Speaking at the event, the Statistician General of the Federation, Prince Adeyemi Adeniran, explained that the rebasing exercise is critical for ensuring accurate economic indicators.

He stated: “Rebasing our GDP and CPI allows us to align with economic transformations, providing a precise and relevant picture of Nigeria’s economic landscape. This process is foundational to informed policymaking, strategic planning, and effective governance.”
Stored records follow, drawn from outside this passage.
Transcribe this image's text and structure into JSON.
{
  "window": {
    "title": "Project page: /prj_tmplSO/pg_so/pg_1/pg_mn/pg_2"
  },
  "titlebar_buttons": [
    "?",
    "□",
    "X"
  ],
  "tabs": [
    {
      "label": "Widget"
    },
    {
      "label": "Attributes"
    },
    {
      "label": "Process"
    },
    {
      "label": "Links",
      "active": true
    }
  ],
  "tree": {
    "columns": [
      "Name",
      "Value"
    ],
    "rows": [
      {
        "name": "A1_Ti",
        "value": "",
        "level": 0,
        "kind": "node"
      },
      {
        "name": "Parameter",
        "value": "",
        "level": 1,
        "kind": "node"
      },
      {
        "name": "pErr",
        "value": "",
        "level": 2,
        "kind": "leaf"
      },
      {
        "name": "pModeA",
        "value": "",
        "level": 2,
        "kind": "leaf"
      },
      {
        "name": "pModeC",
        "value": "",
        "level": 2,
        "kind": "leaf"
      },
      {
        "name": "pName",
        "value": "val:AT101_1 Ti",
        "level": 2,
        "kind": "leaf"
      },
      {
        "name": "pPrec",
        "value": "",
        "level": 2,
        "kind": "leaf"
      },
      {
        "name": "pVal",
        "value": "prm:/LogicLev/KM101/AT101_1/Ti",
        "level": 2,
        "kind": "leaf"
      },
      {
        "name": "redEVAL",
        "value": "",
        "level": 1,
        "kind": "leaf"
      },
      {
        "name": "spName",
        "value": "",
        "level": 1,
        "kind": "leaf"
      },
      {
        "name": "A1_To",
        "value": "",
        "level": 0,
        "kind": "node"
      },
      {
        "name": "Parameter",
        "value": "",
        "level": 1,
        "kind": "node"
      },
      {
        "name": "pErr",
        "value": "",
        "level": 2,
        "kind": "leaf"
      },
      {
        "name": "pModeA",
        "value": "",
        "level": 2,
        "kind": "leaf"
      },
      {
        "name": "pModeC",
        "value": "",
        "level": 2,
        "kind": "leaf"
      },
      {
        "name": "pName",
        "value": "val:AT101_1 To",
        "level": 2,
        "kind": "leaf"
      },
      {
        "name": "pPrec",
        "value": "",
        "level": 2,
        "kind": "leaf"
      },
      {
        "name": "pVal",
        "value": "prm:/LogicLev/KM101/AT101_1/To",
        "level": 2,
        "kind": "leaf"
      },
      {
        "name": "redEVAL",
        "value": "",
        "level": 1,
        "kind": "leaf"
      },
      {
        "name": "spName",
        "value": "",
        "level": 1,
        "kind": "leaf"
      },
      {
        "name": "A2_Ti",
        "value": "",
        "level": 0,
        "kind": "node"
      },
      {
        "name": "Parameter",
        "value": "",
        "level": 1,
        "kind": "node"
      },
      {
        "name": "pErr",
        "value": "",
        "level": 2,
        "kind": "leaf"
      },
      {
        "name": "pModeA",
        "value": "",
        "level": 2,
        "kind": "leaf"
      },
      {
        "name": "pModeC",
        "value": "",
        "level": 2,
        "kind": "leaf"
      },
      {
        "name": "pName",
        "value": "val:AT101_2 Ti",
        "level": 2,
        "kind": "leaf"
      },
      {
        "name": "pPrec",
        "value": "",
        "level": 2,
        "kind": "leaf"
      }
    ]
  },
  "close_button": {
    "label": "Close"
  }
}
NBS proposed 2019 as the new GDP base year, citing the relative economic stability before disruptions caused by the COVID-19 pandemic and policy changes. For inflation computation, 2024 was proposed as the new base year.

Dr Baba Madu, Head of National Accounts at the NBS, elaborated on the inclusion of illegal activities, aligning with international best practices under the System of National Accounts (SNA) 2008.

He said: “Illegal activities will be in line with the national best practices, that is, SNA 2008. If you are into, for instance, drugs, there are some countries where this drives their economy. It is illegal here because there is no legal backing. Also, prostitution—they earn income, and some even live bigger than those in the formal sector. The SNA does not say no to these.”

He highlighted challenges in collecting data on hidden activities, noting: “If I ask you how much you earn, you will lower your income. Or if someone is selling provisions and later starts selling Indian hemp, those are hidden activities. But the beauty is they are less than 3.0 to 3.5 per cent of the GDP.”

Chief Executive Officer of NESG, Dr Tayo Aduloju, highlighted the benefits of GDP rebasing, noting how Nigeria’s debt-to-GDP ratio dropped from 19 per cent to 11 per cent after the 2014 rebasing.

“Accurate data enhances credibility. Investors are drawn to transparency and growth potential, and rebasing sends a clear message: we understand our economy, and we are open for business,” he said.

He added that rebasing sharpens policymaking and drives balanced development, citing Ghana’s 2010 rebasing as a reference point for strategic planning and investment.

The NBS assured that the rebasing process is being conducted with professionalism to reflect the current economic realities in Nigeria.